Conversely, it’s also important to note that poor data visibility can lead to management issues on an organizational level. Without full visibility of an organization’s data assets, it can take long periods of time to collect the required data for making important operational or strategic decisions. Without proper management and insight into your organization’s data, your senior leadership team is susceptible to making misinformed decisions that could have negative outcomes for the business in both the short and long term.

Inefficient data collection and analysis often involve duplication of work, wasted time and effort, and high, unnecessary costs. These inefficiencies are damaging to the business and can impact stakeholders, especially those at the top level.

Being unaware of all the data assets that exist within your organization also increases the risk of data loss, theft, and decay. In today’s digital-first business landscape, against the backdrop of an increasingly volatile cybersecurity climate, this is a risk that every organization should proactively manage.

Keeping an updated, robust data inventory and ensuring it’s secured appropriately are steps every organization should take. Senior leadership should be informed of the tangible benefits of improving visibility into organizational data and be presented with examples of the costs, losses, and missed opportunities that could result from a lack of investment in data management.


How to Gain More Visibility of Data Assets

While improving data visibility might require a strategic shift in organizational practices endorsed and supported by those at the very top of the leadership team, there are some steps you can take in the short term to begin to increase data oversight.

Start by understanding the data landscape in relation to your assets and develop a strategy to fill the gaps in your current state. Create an up-to-date data inventory, starting with the data assets that are highest priority to the business. Next, assign clear roles and responsibilities for data asset owners in every area of the business, and develop a data governance strategy to help foster a company-wide culture around data management.

A clear and consistent data visibility plan includes development of policies, processes, and metadata management standards. You can also leverage technology to automate management of your data inventory to reduce effort and inaccuracy and improve data freshness.

While the inventory and processes are being developed and implemented, put metrics in place to measure the effectiveness of your data inventory, for example, measuring the percentage of data assets with complete metadata, the number of users accessing the data inventory, and the frequency that data assets in the inventory are accessed by user groups. Metrics should be made available to senior stakeholders and data asset owners and used to enhance the value of the inventory. Consider implementing a feedback mechanism to allow users to share feedback on how to improve the inventory and optimize data storage and management efforts. In addition, sharing data management successes and benefits within the organization will help communicate the advantages of improved data management capabilities.


Realizing the Business Benefits of Better Visibility of Data Assets

Improving the visibility of data assets is a crucial step toward reducing organizational risk, increasing efficiency, making data-informed, and strategic decisions.

If you have not established a data inventory, start by defining the strategic intent of the inventory and identifying those who will use it, to understand their needs.

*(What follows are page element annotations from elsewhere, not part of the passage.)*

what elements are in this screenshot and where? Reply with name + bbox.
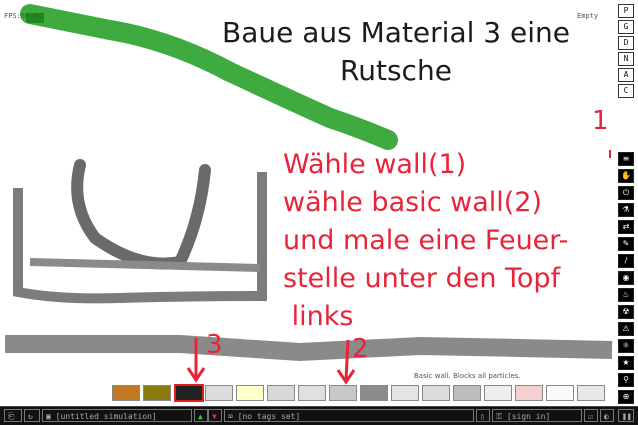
element-swatch[interactable]: [174, 384, 204, 402]
category-button[interactable]: ⚛: [618, 339, 634, 353]
category-button[interactable]: ≡: [618, 152, 634, 166]
menu-button-d[interactable]: D: [618, 36, 634, 50]
element-swatch[interactable]: [236, 385, 264, 401]
element-swatch[interactable]: [422, 385, 450, 401]
menu-button-p[interactable]: P: [618, 4, 634, 18]
element-swatch[interactable]: [577, 385, 605, 401]
category-button[interactable]: ⊕: [618, 390, 634, 404]
tags-label: [no tags set]: [237, 412, 301, 421]
vote-up-icon[interactable]: ▲: [194, 409, 208, 422]
menu-button-c[interactable]: C: [618, 84, 634, 98]
menu-button-a[interactable]: A: [618, 68, 634, 82]
category-button[interactable]: ✎: [618, 237, 634, 251]
marker-2: 2: [352, 334, 369, 364]
element-swatch[interactable]: [391, 385, 419, 401]
category-button[interactable]: ⚲: [618, 373, 634, 387]
instruction-line: wähle basic wall(2): [283, 187, 542, 218]
title-line-2: Rutsche: [340, 54, 452, 87]
menu-button-g[interactable]: G: [618, 20, 634, 34]
category-button[interactable]: ★: [618, 356, 634, 370]
instruction-line: stelle unter den Topf: [283, 263, 561, 294]
element-description: Basic wall. Blocks all particles.: [414, 372, 521, 380]
category-menu: ≡✋⏻⚗⇄✎/◉♨☢⚠⚛★⚲⊕≋: [616, 150, 634, 424]
sign-in-label: [sign in]: [506, 412, 551, 421]
category-button[interactable]: ⏻: [618, 186, 634, 200]
instructions: Wähle wall(1) wähle basic wall(2) und ma…: [283, 146, 568, 336]
settings-icon[interactable]: ☑: [584, 409, 598, 422]
element-swatch[interactable]: [143, 385, 171, 401]
task-title: Baue aus Material 3 eine Rutsche: [196, 14, 596, 90]
instruction-line: Wähle wall(1): [283, 149, 467, 180]
top-menu: P G D N A C: [616, 3, 634, 100]
category-button[interactable]: ☢: [618, 305, 634, 319]
container-wall: [13, 172, 267, 304]
category-button[interactable]: ⚠: [618, 322, 634, 336]
element-swatch[interactable]: [329, 385, 357, 401]
element-swatch[interactable]: [515, 385, 543, 401]
category-button[interactable]: ✋: [618, 169, 634, 183]
simulation-name: [untitled simulation]: [55, 412, 157, 421]
save-simulation-button[interactable]: ▣ [untitled simulation]: [42, 409, 192, 422]
simulation-canvas[interactable]: FPS:60.47 Empty Baue aus Material 3 eine…: [0, 0, 613, 385]
title-line-1: Baue aus Material 3 eine: [222, 16, 570, 49]
instruction-line: links: [283, 301, 354, 332]
element-swatch[interactable]: [267, 385, 295, 401]
disk-icon: ▣: [46, 412, 56, 421]
renderer-icon[interactable]: ◐: [600, 409, 614, 422]
element-swatch[interactable]: [453, 385, 481, 401]
marker-1: 1: [592, 106, 609, 136]
category-button[interactable]: ⇄: [618, 220, 634, 234]
tag-icon: ⌧: [228, 412, 238, 421]
clear-icon[interactable]: ▯: [476, 409, 490, 422]
bottom-bar: ⎗ ↻ ▣ [untitled simulation] ▲ ▼ ⌧ [no ta…: [0, 406, 638, 425]
element-swatch[interactable]: [484, 385, 512, 401]
instruction-line: und male eine Feuer-: [283, 225, 569, 256]
key-icon: ⚿: [496, 412, 507, 421]
element-swatch[interactable]: [546, 385, 574, 401]
category-button[interactable]: ◉: [618, 271, 634, 285]
category-button[interactable]: ♨: [618, 288, 634, 302]
element-swatch[interactable]: [360, 385, 388, 401]
element-swatch[interactable]: [112, 385, 140, 401]
menu-button-n[interactable]: N: [618, 52, 634, 66]
category-button[interactable]: /: [618, 254, 634, 268]
element-swatch[interactable]: [205, 385, 233, 401]
marker-3: 3: [206, 330, 223, 360]
ground-wall: [5, 335, 613, 362]
container-floor: [29, 258, 261, 272]
vote-down-icon[interactable]: ▼: [208, 409, 222, 422]
element-swatch[interactable]: [298, 385, 326, 401]
pause-icon[interactable]: ❚❚: [618, 409, 634, 422]
sign-in-button[interactable]: ⚿ [sign in]: [492, 409, 582, 422]
category-button[interactable]: ⚗: [618, 203, 634, 217]
fps-counter: FPS:60.47: [4, 12, 42, 20]
tags-button[interactable]: ⌧ [no tags set]: [224, 409, 474, 422]
open-icon[interactable]: ⎗: [4, 409, 22, 422]
pot-wall: [71, 159, 211, 270]
reload-icon[interactable]: ↻: [24, 409, 40, 422]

Apply human-centered design and user experience best practices to ensure the data inventory will meet users’ needs. If you have a data inventory, but it’s not yielding the intended value, assess the existing capabilities (e.g., technical architecture, policies, processes, standards, end-user training, and communications strategy and approach) against end-user needs to identify gaps and areas for improvement.

Managing and utilizing your organization’s data more effectively, creates significant opportunities to improve performance and build a competitive edge over organizations who are lacking in this important area.